I profited the most from Shawn’s practical demonstration of building an app in a short period of time, which encouraged me to open up the software. I started several prototypes to explore the various installed templates, trying to get a feel for how to begin organizing the work. Figuring out where to start coding proved to be more of a hurdle for me, not being a programmer by profession, though once upon a time I was a Visual Basic coder for my employer while a co-operative degree student at Georgia Tech.

Since I had 4 co-workers with me, it might have seemed logical to form a unified team to attack problems like we do at work, but that wasn’t the way it worked out. Attendees Errin Calhoun and Eduardo La Hoz were on my implementation team to talk over some software design and implementation ideas, but I ended up writing the code. I wasn’t completely helpless, but I definitely benefited from collaboration with speakers Shawn Wildermuth and Moses Ngone. Even with their assistance, we ended up with a simple 3 screen app that could navigate through mocked data to a check-in view that displayed data collected as the user tapped through.
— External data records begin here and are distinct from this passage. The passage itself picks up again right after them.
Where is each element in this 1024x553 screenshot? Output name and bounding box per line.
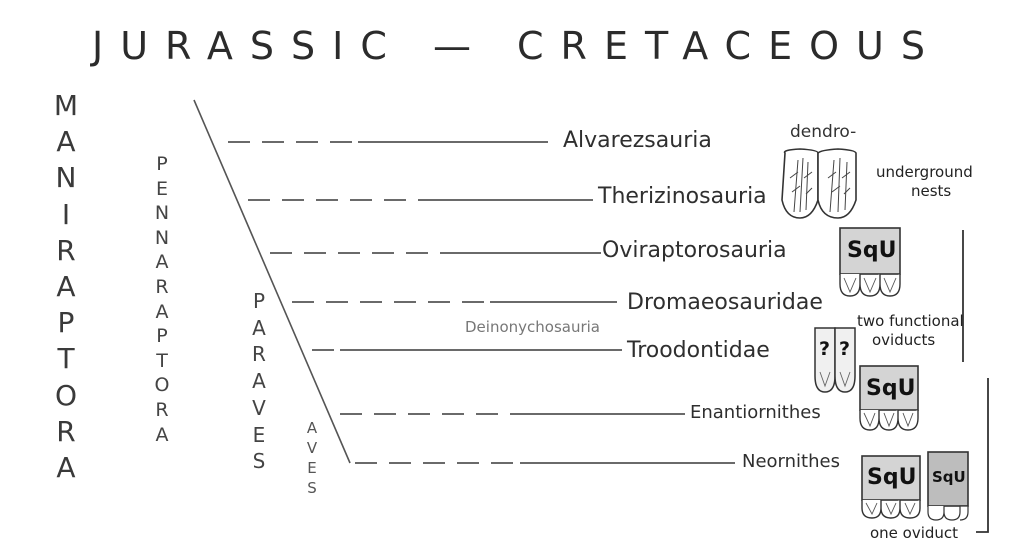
cladogram-stem	[193, 99, 351, 464]
maniraptora-letter: P	[57, 306, 75, 340]
pennaraptora-letter: T	[156, 349, 168, 372]
egg-pair-neornithes-large	[861, 455, 921, 519]
aves-letter: S	[307, 479, 317, 497]
egg-pair-enantiornithes	[859, 365, 919, 431]
pennaraptora-letter: A	[155, 251, 169, 274]
taxon-dromaeosauridae: Dromaeosauridae	[627, 290, 823, 315]
egg-label-troodontidae-left: ?	[819, 338, 831, 360]
egg-pair-therizinosauria	[781, 148, 857, 219]
paraves-letter: A	[252, 315, 266, 340]
taxon-oviraptorosauria: Oviraptorosauria	[602, 238, 787, 263]
taxon-therizinosauria: Therizinosauria	[598, 184, 767, 209]
annotation-nests: nests	[911, 182, 952, 200]
taxon-enantiornithes: Enantiornithes	[690, 402, 821, 423]
aves-letter: A	[306, 419, 318, 437]
taxon-troodontidae: Troodontidae	[627, 338, 770, 363]
taxon-alvarezsauria: Alvarezsauria	[563, 128, 712, 153]
annotation-two-functional: two functional	[857, 312, 964, 330]
maniraptora-letter: T	[57, 342, 75, 376]
paraves-letter: R	[252, 342, 266, 367]
pennaraptora-letter: R	[155, 275, 169, 298]
paraves-letter: A	[252, 369, 266, 394]
egg-label-neornithes-large: SqU	[867, 465, 917, 490]
annotation-oviducts: oviducts	[872, 331, 936, 349]
paraves-letter: S	[252, 449, 266, 474]
maniraptora-letter: R	[56, 414, 76, 448]
maniraptora-letter: A	[56, 125, 76, 159]
pennaraptora-letter: O	[154, 374, 170, 397]
annotation-underground: underground	[876, 163, 973, 181]
maniraptora-letter: N	[55, 161, 77, 195]
pennaraptora-letter: P	[156, 325, 168, 348]
annotation-dendro: dendro-	[790, 122, 857, 142]
egg-neornithes-small	[927, 451, 969, 521]
annotation-one-oviduct: one oviduct	[870, 524, 959, 542]
egg-pair-troodontidae	[814, 327, 856, 393]
paraves-letter: P	[252, 289, 266, 313]
pennaraptora-letter: A	[155, 423, 169, 446]
maniraptora-letter: I	[61, 197, 71, 231]
group-label-deinonychosauria: Deinonychosauria	[465, 318, 600, 336]
maniraptora-letter: R	[56, 233, 76, 267]
pennaraptora-letter: N	[154, 226, 170, 249]
pennaraptora-letter: A	[155, 300, 169, 323]
egg-label-troodontidae-right: ?	[839, 338, 851, 360]
egg-pair-oviraptorosauria	[839, 227, 901, 297]
pennaraptora-letter: E	[155, 177, 168, 200]
pennaraptora-letter: R	[155, 398, 169, 421]
bracket-one-oviduct	[976, 378, 989, 533]
pennaraptora-letter: P	[156, 153, 168, 175]
egg-label-oviraptorosauria: SqU	[847, 238, 897, 263]
aves-letter: V	[306, 439, 318, 457]
maniraptora-letter: A	[56, 270, 76, 304]
egg-label-neornithes-small: SqU	[932, 468, 966, 486]
maniraptora-letter: A	[56, 451, 76, 485]
maniraptora-letter: O	[54, 378, 78, 412]
maniraptora-letter: M	[53, 89, 79, 122]
period-title: JURASSIC — CRETACEOUS	[92, 24, 942, 68]
taxon-neornithes: Neornithes	[742, 451, 840, 472]
paraves-letter: E	[252, 422, 266, 447]
paraves-letter: V	[252, 395, 266, 420]
pennaraptora-letter: N	[154, 202, 170, 225]
egg-label-enantiornithes: SqU	[866, 376, 916, 401]
aves-letter: E	[307, 459, 317, 477]
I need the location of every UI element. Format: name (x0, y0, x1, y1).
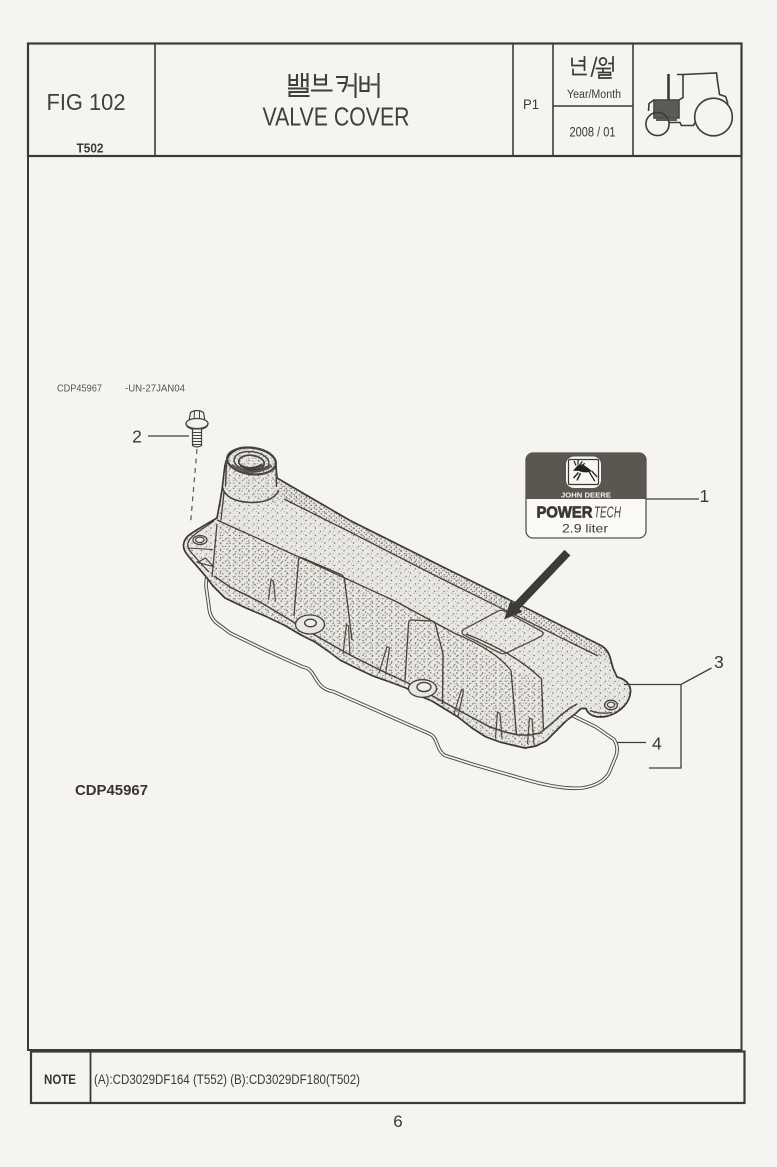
svg-text:P1: P1 (523, 97, 539, 112)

Afterward, several of us attended the Day One After Party, where my co-workers and I had an informal retrospective about the Hackathon with one of the organizers. Now, you should know that I am a reform-from-within kind of person and love to focus on opportunities to improve while recognizing what didn’t go well. I am specific in my concerns about problems I perceive in order to have the best chance of making a difference. Here are some things I noticed:

  1. Creating an actual shippable product in 4 hours was not realistic, especially with the paucity of developers.
  2. Part of the “understaffing” was a snafu in the communication surrounding the Hackathon’s location, which was incorrect on the website, printed tickets, and e-mail reminders. I think more devs would have been present without that wrinkle and I wish this had been tested in advance.
  3. However, we wouldn’t necessarily have effectively used more development talent because we didn’t have very strong self-organizing teams. Maybe it would have gone better to have a little more structure, like an event coordinator to help us identify the roles that Hackathon volunteers could fill and what our current talent pool included.
  4. We spent too much time on planning what we would want the app to do without attempting to iterate, too much like Big Up Front Design and creating requirements for stories that would have been far down the road (for sprints of that length).
  5. We could definitely have used more time to develop and less time learning about the Windows Phone Marketplace, which would never have accepted the partially completed apps that we ended up producing.
  6. In order to submit our apps, we needed to test on a Windows Phone device, which was not available. The other testing option was the Marketplace Testing Tool, which I never saw.

My design manager co-worker, Will Sansbury, had these comments:

  • Claire is fearless. [I didn’t have any development reputation to protect so I had no problem admitting a need and asking for help from strangers right away. – Claire]
  • I loved pairing with Dev through the whole process.
  • Expression Blend has a huge learning curve, and I’m not sure it’d be all that helpful once you get over that initial pain.
  • The short time box and no feature constraints necessitated a laser-sharp focus on one thing.
  • I feel bad that at the end of the day the world is no better.

We found out from our informal retrospective that this was the first Hackathon that WebVisions Atlanta has organized, so I am sure that subsequent iterations will take these lessons to heart – and in that unexpected way we have given back to our community.